Dulles became ill in late 1958 and was replaced by Christian Herter, after which Uanna was posted overseas to Addis Ababa, Ethiopia, as an administrative officer at the U.S. Embassy. He was also the State Department liaison with the U.S. Department of Defense. He returned to the United States briefly to handle Nikita Khrushchev's state visit in 1959.

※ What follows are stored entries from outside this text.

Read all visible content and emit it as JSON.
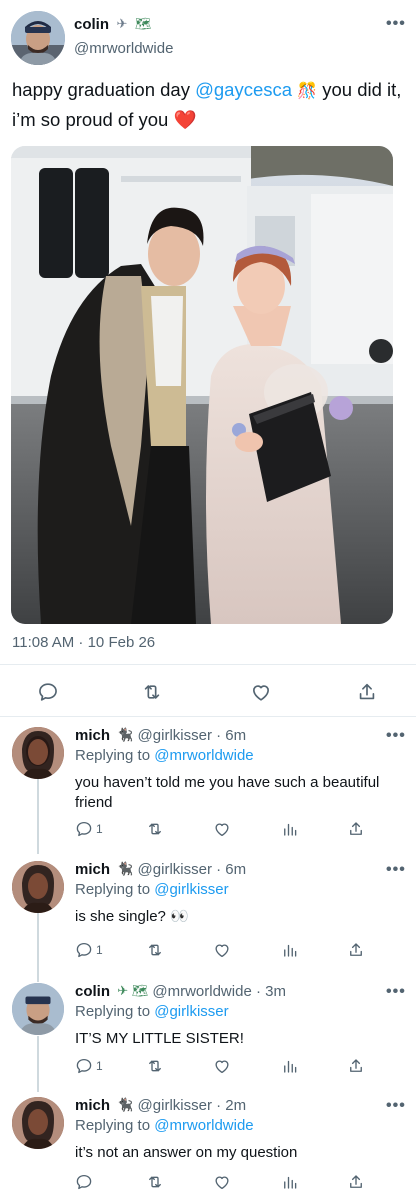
{
  "main_tweet": {
    "display_name": "colin",
    "name_emojis": [
      "✈",
      "🗺"
    ],
    "handle": "@mrworldwide",
    "text_before": "happy graduation day ",
    "mention": "@gaycesca",
    "text_emoji": "🎊",
    "text_after": " you did it, i’m so proud of you ",
    "heart_emoji": "❤️",
    "timestamp": "11:08 AM · 10 Feb 26",
    "more": "•••"
  },
  "main_actions": {
    "reply_icon": "reply-icon",
    "retweet_icon": "retweet-icon",
    "like_icon": "like-icon",
    "share_icon": "share-icon"
  },
  "replies": [
    {
      "display_name": "mich",
      "name_emoji": "🐈‍⬛",
      "handle": "@girlkisser",
      "time": "6m",
      "replying_prefix": "Replying to ",
      "replying_to": "@mrworldwide",
      "text": "you haven’t told me you have such a beautiful friend",
      "reply_count": "1",
      "more": "•••"
    },
    {
      "display_name": "mich",
      "name_emoji": "🐈‍⬛",
      "handle": "@girlkisser",
      "time": "6m",
      "replying_prefix": "Replying to ",
      "replying_to": "@girlkisser",
      "text": "is she single? 👀",
      "reply_count": "1",
      "more": "•••"
    },
    {
      "display_name": "colin",
      "name_emoji": "✈ 🗺",
      "handle": "@mrworldwide",
      "time": "3m",
      "replying_prefix": "Replying to ",
      "replying_to": "@girlkisser",
      "text": "IT’S MY LITTLE SISTER!",
      "reply_count": "1",
      "more": "•••"
    },
    {
      "display_name": "mich",
      "name_emoji": "🐈‍⬛",
      "handle": "@girlkisser",
      "time": "2m",
      "replying_prefix": "Replying to ",
      "replying_to": "@mrworldwide",
      "text": "it’s not an answer on my question",
      "reply_count": "",
      "more": "•••"
    }
  ],
  "colors": {
    "link": "#1d9bf0",
    "secondary": "#536471",
    "divider": "#e6ecf0"
  }
}
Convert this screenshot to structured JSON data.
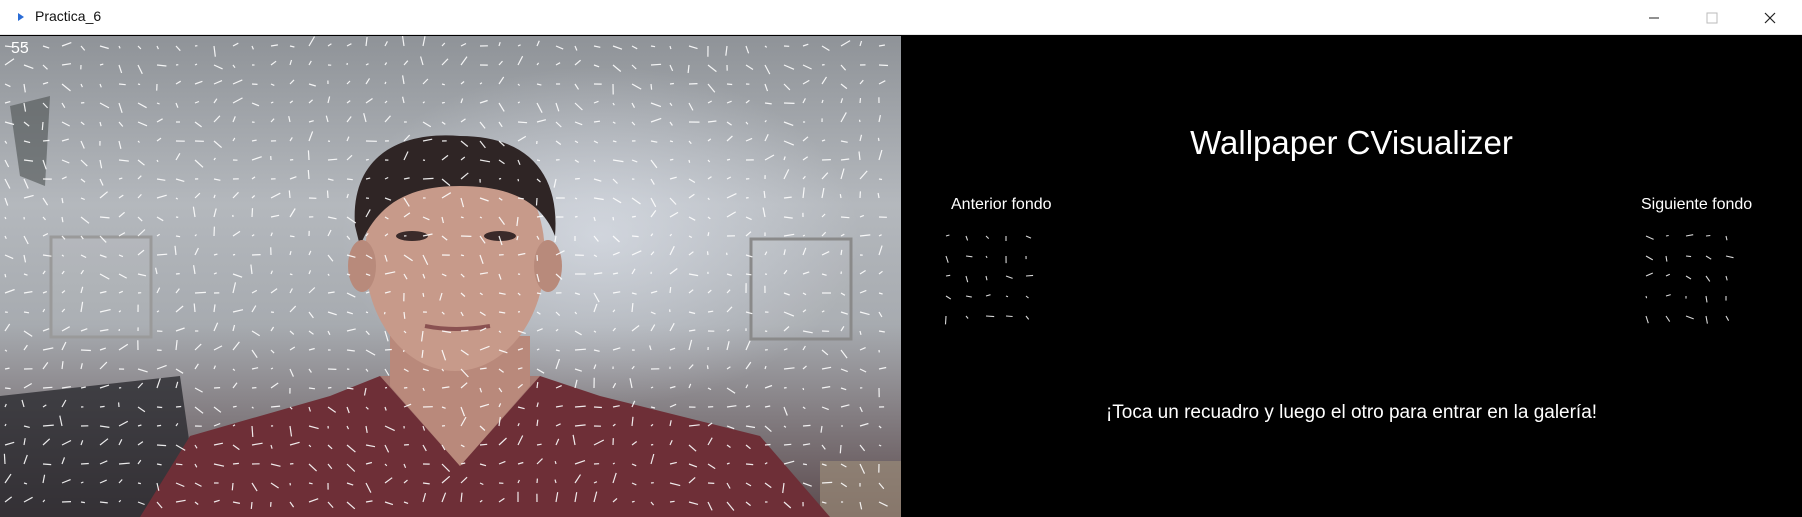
{
  "window": {
    "title": "Practica_6",
    "icons": [
      "app-icon",
      "minimize-icon",
      "maximize-icon",
      "close-icon"
    ]
  },
  "camera": {
    "fps": "55"
  },
  "panel": {
    "title": "Wallpaper CVisualizer",
    "prev_button_label": "Anterior fondo",
    "next_button_label": "Siguiente fondo",
    "hint": "¡Toca un recuadro y luego el otro para entrar en la galería!"
  },
  "colors": {
    "titlebar": "#ffffff",
    "background": "#000000",
    "text": "#ffffff",
    "target_box": "#9a9a9a"
  }
}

While on assignment, Uanna died of a heart attack in the office of the Air Attache at the U.S. Embassy in Addis Ababa on December 22, 1961. He was buried in Arlington National Cemetery. He was survived by his wife Bonnie née Leonard, who died on October 25, 1992, and his son Steven Lee.

==Film portrayals==
Uanna was portrayed by James Whitmore in the 1952 motion picture Above and Beyond. Lawrence H. Suid noted that Whitmore's Uanna "seems to be a fictional character, a cinematic creation who always seems to know the right answers, to do the right thing". Whitmore wanted to meet Uanna, but was unable to do so. Uanna has also been portrayed by Stephen Macht in the 1980 TV movie Enola Gay: The Men, the Mission, the Atomic Bomb and Minor Mustain in the 1995 Japanese/Canadian film Hiroshima.